[SOLVED] Repairing pdfs with damaged xref table

Repairing pdfs with damaged xref table

Are there any solutions (preferably in Python) that can repair pdfs with damaged xref tables?

I have a pdf that I tried to convert to a png in Ghostscript and received the following error:

**** Error: An error occurred while reading an XREF table. **** The file has been damaged. This may have been caused **** by a problem while converting or transfering the file.

However, I am able to open the pdf in Preview on my Mac and when I export the pdf using Preview, I am able to convert the exported pdf.

Is there any way to repair pdfs without having to manually open them and export them?

Solution

If the file renders as expected in Ghostscript then you can run it through GS to the pdfwrite device and create a new PDF file which won't be damaged.
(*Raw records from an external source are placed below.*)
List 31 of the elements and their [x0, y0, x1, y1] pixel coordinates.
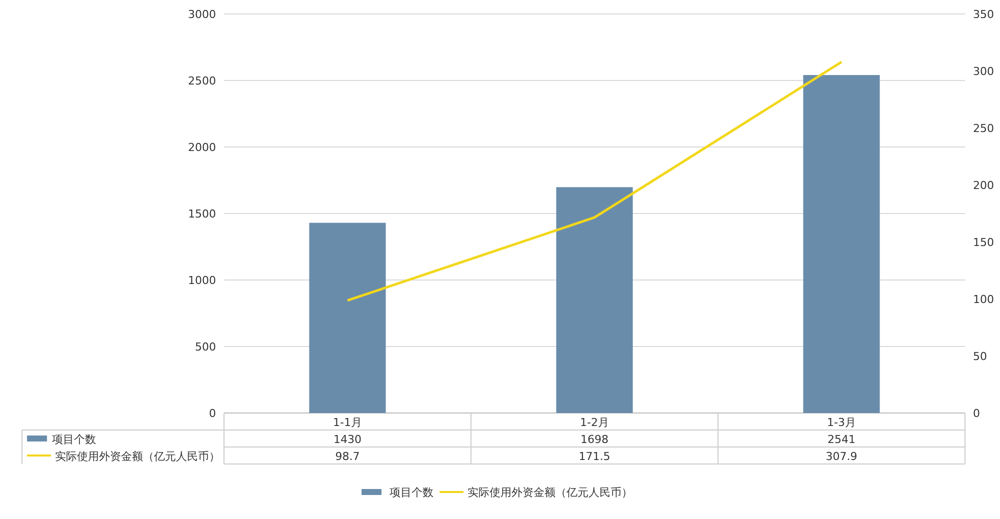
data-label: 98.7	[335, 450, 360, 463]
bar	[556, 187, 633, 413]
data-label: 171.5	[578, 450, 610, 463]
y2-tick-label: 300	[973, 65, 994, 78]
y2-tick-label: 350	[973, 8, 994, 21]
y2-tick-label: 200	[973, 179, 994, 192]
x-tick-label: 1-2月	[580, 416, 609, 429]
y-tick-label: 2000	[188, 141, 216, 154]
data-label: 2541	[828, 433, 856, 446]
bar	[309, 222, 386, 413]
text: 实际使用外资金额（亿元人民币）	[55, 450, 220, 463]
y-tick-label: 1000	[188, 274, 216, 287]
y-tick-label: 0	[209, 407, 216, 420]
bar	[803, 75, 880, 413]
legend-label: 实际使用外资金额（亿元人民币）	[468, 486, 632, 499]
y2-tick-label: 100	[973, 293, 994, 306]
y-tick-label: 500	[195, 340, 216, 354]
y2-tick-label: 50	[973, 350, 987, 363]
y-tick-label: 2500	[188, 74, 216, 88]
text: 项目个数	[52, 433, 96, 446]
y2-tick-label: 250	[973, 122, 994, 135]
data-label: 1430	[334, 433, 362, 446]
x-tick-label: 1-1月	[333, 416, 362, 429]
data-label: 307.9	[826, 450, 858, 463]
data-label: 1698	[580, 433, 608, 446]
y-tick-label: 1500	[188, 208, 216, 220]
legend-label: 项目个数	[390, 486, 434, 499]
x-tick-label: 1-3月	[827, 416, 856, 429]
y-tick-label: 3000	[188, 8, 216, 21]
y2-tick-label: 0	[973, 407, 980, 420]
y2-tick-label: 150	[973, 236, 994, 249]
Preview is (like Acrobat) almost certainly silently repairing the problem in the background. Ghostscript will be doing the same, but unlike other applications we feel you need to know that the file has a problem. Firstly so that you know its broken, secondly so that if the file renders incorrectly in Ghostscript (or indeed, other applications) you know why.
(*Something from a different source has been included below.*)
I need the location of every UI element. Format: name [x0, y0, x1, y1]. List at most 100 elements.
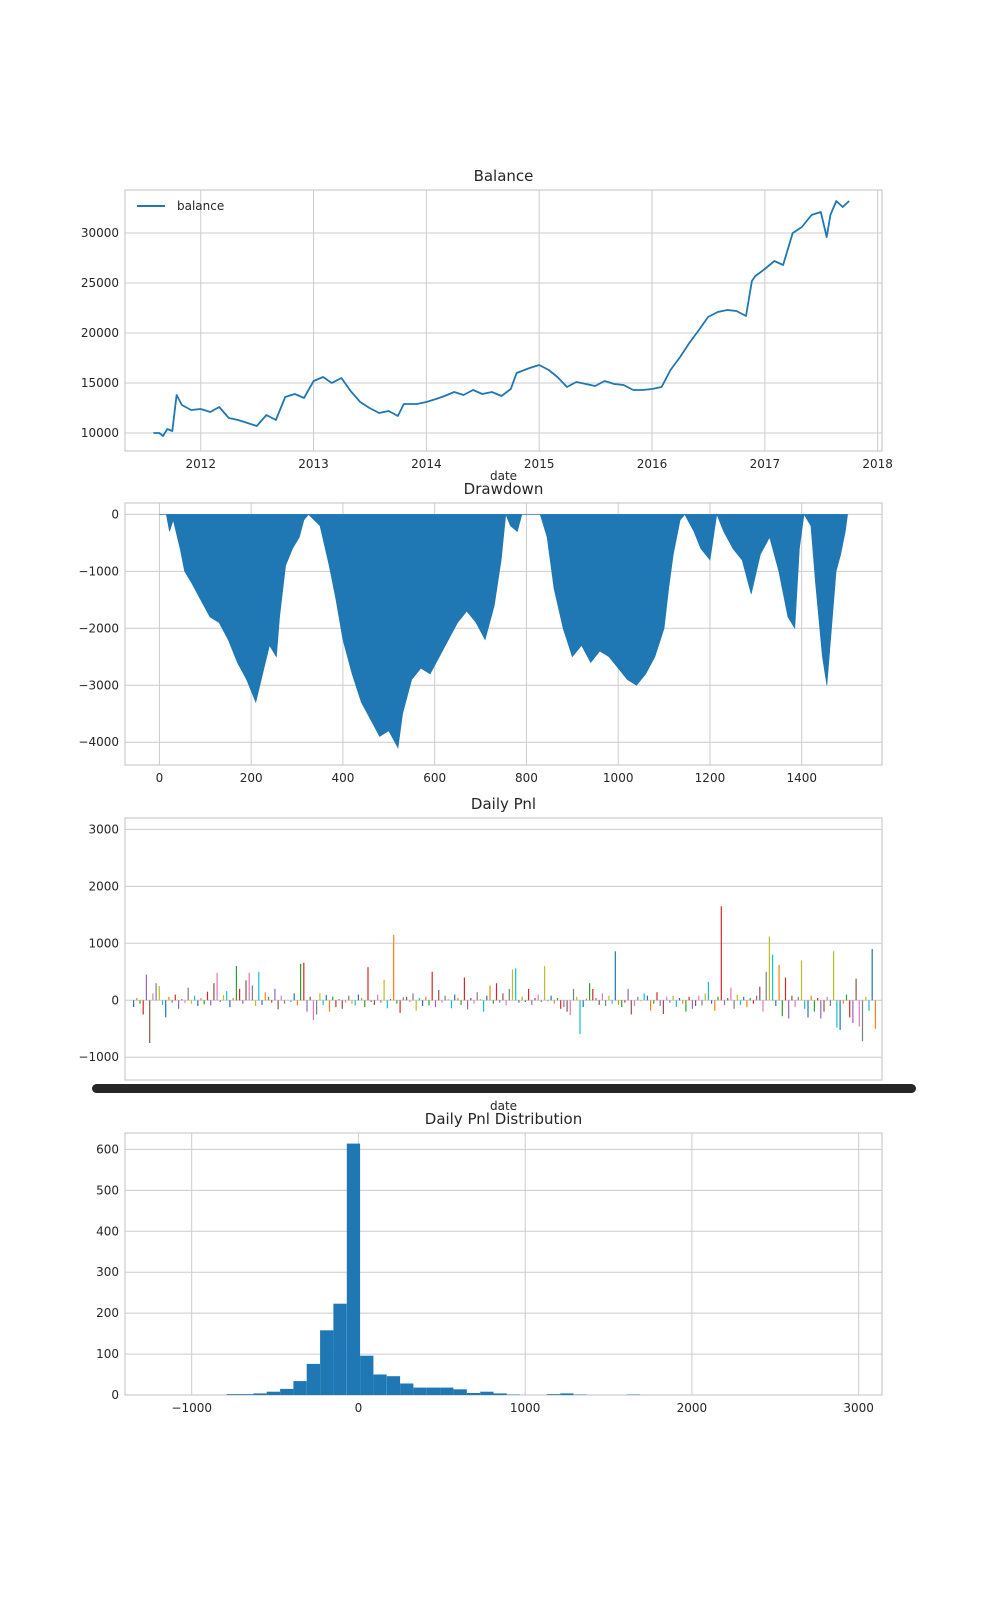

Note that there are two main reasons for a damaged xref; firstly the developer of the application didn't read the specification carefully enough and the file offsets in the xref are correct, but the format is incorrect (this is not uncommon and a repair by GS will be harmless), secondly the file genuinely has been damaged in transit, or by editing it.

In the latter case there may be other problems and Ghostscript will try to warn you about those too. If you don't get any other warnings or errors, then its probably just a malformed xref table.